After a tumultuous year of disruption and uncertainty in 2020, mortgage servicing continues to change in order to meet consumer needs, regulatory demands and best practices. The regulatory environment remains complicated, especially as the COVID-19 pandemic disrupted regular service operations with deferments, restrictions and other measures enacted at the state level.
Additionally, states have already started to pass mandates focused on consumer data compliance and security. These regulations regarding mortgage compliance change regularly which impacts how servicers manage their portfolios. With multiple organizations – such as the Consumer Finance Protection Bureau (CFPB), Fannie Mae, FEMA, the Federal Deposit Insurance Corporation, the Office of the Comptroller of the Currency and others – guiding these regulations and outlining protocols, it is necessary but challenging to maintain compliance.
A strategic insurance solution is a critical component to monitor and assess mortgage loans as part of a larger risk management and servicing framework. A comprehensive, technology-driven insurance servicing solution can monitor hazard, flood, wind and earthquake coverage while remaining compliant with the most recent state and federal recommendations and regulations.
Outsourcing the insurance servicing process allows servicers to save time and internal resources, mitigate risk and remain compliant while providing “best in class” customer service to consumers. Technology-driven solutions from Allied Solutions enable institutions to integrate with core data processors to monitor and process insurance statuses and billings more efficiently.
These technologies provide online access and real-time reporting to help track insurance, manage claims, provide blanket protection and communicate with consumers to confirm they’re properly insured. The aim of insurance servicing is to avoid losses and provide excellent customer service to clients and their borrowers.
A comprehensive tracking program’s key integration with system data processors, 24/7 system access and processing make it easy to use. Insurance servicing with Allied Solutions helps decrease claim cycles and administrative workloads while reducing risk to clients’ mortgage portfolio.

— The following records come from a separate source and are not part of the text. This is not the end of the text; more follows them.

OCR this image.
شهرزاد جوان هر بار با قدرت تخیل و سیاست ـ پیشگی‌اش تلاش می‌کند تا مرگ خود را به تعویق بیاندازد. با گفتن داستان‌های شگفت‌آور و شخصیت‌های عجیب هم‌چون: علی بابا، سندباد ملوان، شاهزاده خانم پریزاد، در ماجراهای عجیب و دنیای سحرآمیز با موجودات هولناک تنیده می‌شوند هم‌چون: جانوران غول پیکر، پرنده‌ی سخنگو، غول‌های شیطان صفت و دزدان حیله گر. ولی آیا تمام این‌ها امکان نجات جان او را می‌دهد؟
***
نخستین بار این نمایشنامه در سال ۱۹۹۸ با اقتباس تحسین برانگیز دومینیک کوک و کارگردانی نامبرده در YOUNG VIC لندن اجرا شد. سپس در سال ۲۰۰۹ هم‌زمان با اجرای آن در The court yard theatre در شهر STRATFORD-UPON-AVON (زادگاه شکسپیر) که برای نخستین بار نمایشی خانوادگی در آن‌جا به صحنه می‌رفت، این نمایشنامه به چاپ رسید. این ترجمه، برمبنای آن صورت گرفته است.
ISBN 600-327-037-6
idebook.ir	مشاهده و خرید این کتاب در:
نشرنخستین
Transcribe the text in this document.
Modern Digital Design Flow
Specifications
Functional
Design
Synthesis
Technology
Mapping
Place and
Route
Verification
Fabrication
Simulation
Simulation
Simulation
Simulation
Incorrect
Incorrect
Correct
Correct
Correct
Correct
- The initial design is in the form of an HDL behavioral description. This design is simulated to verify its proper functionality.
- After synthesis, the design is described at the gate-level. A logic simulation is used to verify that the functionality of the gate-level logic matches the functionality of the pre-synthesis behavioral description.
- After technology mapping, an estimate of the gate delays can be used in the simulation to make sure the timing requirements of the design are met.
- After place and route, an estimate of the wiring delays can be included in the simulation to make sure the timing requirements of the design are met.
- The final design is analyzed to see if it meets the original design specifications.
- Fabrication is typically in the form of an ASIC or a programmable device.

The full range of coverages include hazard, flood, wind, first and second mortgage portfolios, HELOC, and Real Estate Owned (REO) properties.
Allied Solutions monitors the insurance for adequate coverage while following known rules and regulations issued by the Flood Disaster Protection Act of 1973 (and all subsequent amendments, including the Biggert-Waters Act of 2012), Fannie Mae, Freddie Mac and the CFPB.
Allied Solutions understand the complexities involved with changing regulations and has processes in place to monitor and adapt to changes as necessary with in-house counsel, partnerships with A-rated insurance carriers and coverage available in all 50 states. The company is able to help reduce risk exposure and communicate with consumers via timely, compliant notices and inform clients of necessary changes.
Allied Solutions takes a consultative approach so clients can ensure a comprehensive insurance solution that works for their business, while also remaining compliant.
“Our 40 years of experience helps us provide solutions that allow mortgage servicers to minimize risk exposure on their mortgage loan portfolios,” Allied Solutions CEO Pete Hilger said. “And our ongoing investment in user-friendly technologies help us provide excellent customer service to clients and their borrowers.”